Graham Jones
Hyndburn MP
BREXIT, Brexit, Brexit. It just won’t go away, but it never was going to.
As I write this the Irish and British are doing the tango trying to conclude ‘The Nightmare on Brexit Street: The Bitter Divorce’.
Should it be concluded, then we move to the five-year sequel (or longer). ‘Nightmare on Brexit Street 2; The Painful Trade Negotiations’. Please save me, someone.
The public are going to feel cheated when they see Brexit dominating their TV for the next five years.
And Westminster’s Boris Johnson government is about to add insult to injury.
When he promises new NHS money, it comes on the back of his government closing our NHS walk-incentre. There is no £360m for local NHS services. The red bus broke down.
The latest deprivation figures are out. After 10 years of a Tory government and deep austerity inflicted on this area, we see that East Lancashire is officially now the poorest sub-region in the country.
I am seeing a steady stream of needy and desperate people come through my advice surgeries. It’s heartbreaking. We need to do more and certainly on housing where I constantly badger Hyndburn council.
Since I last wrote, the government has rowed back from funding the train extension which will connect East Lancashire with so many new destinations across the Pennines, including better connectivity to the ports.
Add to that the government are also rowing back in investing in the M65 extension to the M1, suggesting a series of road improvements may suffice. I will be there in Parliament campaigning for full investment.

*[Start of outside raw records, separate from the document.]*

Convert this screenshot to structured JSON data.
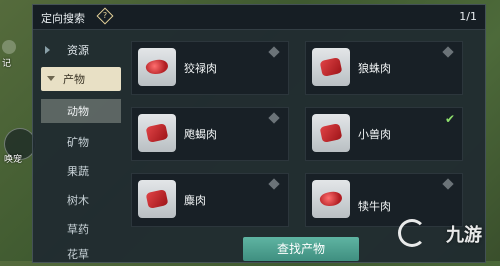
{
  "header": {
    "title": "定向搜索",
    "help_icon": "?",
    "page": "1/1"
  },
  "hud": {
    "label_top": "记",
    "label_btn": "唤宠"
  },
  "sidebar": {
    "section": "资源",
    "items": [
      {
        "label": "产物",
        "state": "expanded"
      },
      {
        "label": "动物",
        "state": "selected"
      },
      {
        "label": "矿物"
      },
      {
        "label": "果蔬"
      },
      {
        "label": "树木"
      },
      {
        "label": "草药"
      },
      {
        "label": "花草"
      }
    ]
  },
  "products": [
    {
      "name": "狡禄肉",
      "icon": "meat-icon",
      "marker": "diamond"
    },
    {
      "name": "狼蛛肉",
      "icon": "meat-icon",
      "marker": "diamond"
    },
    {
      "name": "飑蝎肉",
      "icon": "meat-icon",
      "marker": "diamond"
    },
    {
      "name": "小兽肉",
      "icon": "meat-icon",
      "marker": "check"
    },
    {
      "name": "麋肉",
      "icon": "meat-icon",
      "marker": "diamond"
    },
    {
      "name": "犊牛肉",
      "icon": "meat-icon",
      "marker": "diamond"
    }
  ],
  "footer": {
    "find_label": "查找产物"
  },
  "watermark": {
    "text": "九游"
  }
}
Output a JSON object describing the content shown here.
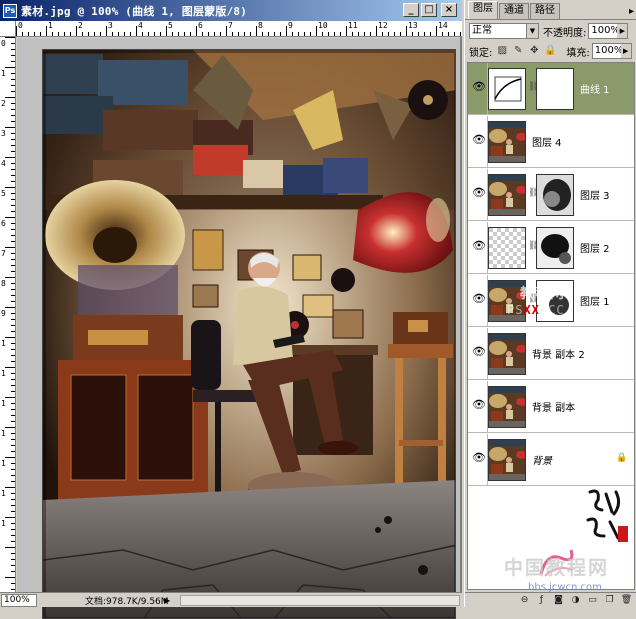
{
  "document": {
    "title": "素材.jpg @ 100% (曲线 1, 图层蒙版/8)",
    "app_icon": "Ps",
    "window_buttons": {
      "minimize": "_",
      "maximize": "□",
      "close": "×"
    },
    "ruler_top_numbers": [
      "0",
      "1",
      "2",
      "3",
      "4",
      "5",
      "6",
      "7",
      "8",
      "9",
      "10",
      "11",
      "12",
      "13",
      "14"
    ],
    "ruler_left_numbers": [
      "0",
      "1",
      "2",
      "3",
      "4",
      "5",
      "6",
      "7",
      "8",
      "9",
      "1",
      "1",
      "1",
      "1",
      "1",
      "1",
      "1"
    ],
    "status": {
      "zoom": "100%",
      "info": "文档:978.7K/9.56M",
      "arrow": "▶"
    },
    "photo_icon": "photo-old-man-gramophones"
  },
  "layers_panel": {
    "tabs": [
      {
        "label": "图层",
        "active": true
      },
      {
        "label": "通道",
        "active": false
      },
      {
        "label": "路径",
        "active": false
      }
    ],
    "menu_glyph": "▸",
    "blend_mode": "正常",
    "opacity_label": "不透明度:",
    "opacity_value": "100%",
    "lock_label": "锁定:",
    "fill_label": "填充:",
    "fill_value": "100%",
    "layers": [
      {
        "name": "曲线 1",
        "selected": true,
        "thumb": "curves-adjustment",
        "mask": "white-mask",
        "locked": false
      },
      {
        "name": "图层 4",
        "selected": false,
        "thumb": "photo",
        "mask": "",
        "locked": false
      },
      {
        "name": "图层 3",
        "selected": false,
        "thumb": "photo",
        "mask": "cloud-mask",
        "locked": false
      },
      {
        "name": "图层 2",
        "selected": false,
        "thumb": "transparent",
        "mask": "dark-cloud-mask",
        "locked": false
      },
      {
        "name": "图层 1",
        "selected": false,
        "thumb": "photo",
        "mask": "light-mask",
        "locked": false
      },
      {
        "name": "背景 副本 2",
        "selected": false,
        "thumb": "photo",
        "mask": "",
        "locked": false
      },
      {
        "name": "背景 副本",
        "selected": false,
        "thumb": "photo",
        "mask": "",
        "locked": false
      },
      {
        "name": "背景",
        "selected": false,
        "thumb": "photo",
        "mask": "",
        "locked": true
      }
    ],
    "bottom_icons": [
      "link-icon",
      "fx-icon",
      "mask-icon",
      "adjustment-icon",
      "folder-icon",
      "new-layer-icon",
      "trash-icon"
    ],
    "bottom_glyphs": [
      "⊖",
      "ƒ",
      "◙",
      "◑",
      "▭",
      "❒",
      "🗑"
    ]
  },
  "watermarks": {
    "jiaocheng": "教程网",
    "url_prefix": "PS",
    "url_xx": "XX",
    "url_suffix": ".CC",
    "site_cn": "中国教程网",
    "site_url": "bbs.jcwcn.com"
  },
  "colors": {
    "titlebar_start": "#0a246a",
    "titlebar_end": "#a6caf0",
    "selected_layer": "#8a9a6a",
    "chrome": "#d4d0c8"
  }
}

A Labour government, unlike the Conservatives, is committed not only to the train line electrified, but significant investment in our region.
A new green deal, regional banks, employment protections and higher standards for the public in the face of corporate greed including housing. A Labour government will transform East Lancashire.
On a brighter note, I was delighted an organisation I started 10 years ago with others, Hyndburn Green Spaces Forum, has won the Queen’s Award.
With that in mind, a similar project I have been agitating for, for a long time has come into being.
Active Hyndburn, which is an amalgam of recreational and sports groups, who like Green Spaces Forum wants to achieve transformational change. They are a great bunch of people.
We are one of the least active boroughs in the country (around 25pc). Let’s try and more than double that figure in a decade.
Nothing should drive us on more than to think about the health and wellbeing of a grandad who lives to enjoy an extra ten years with his grandchildren — a wonderful thought.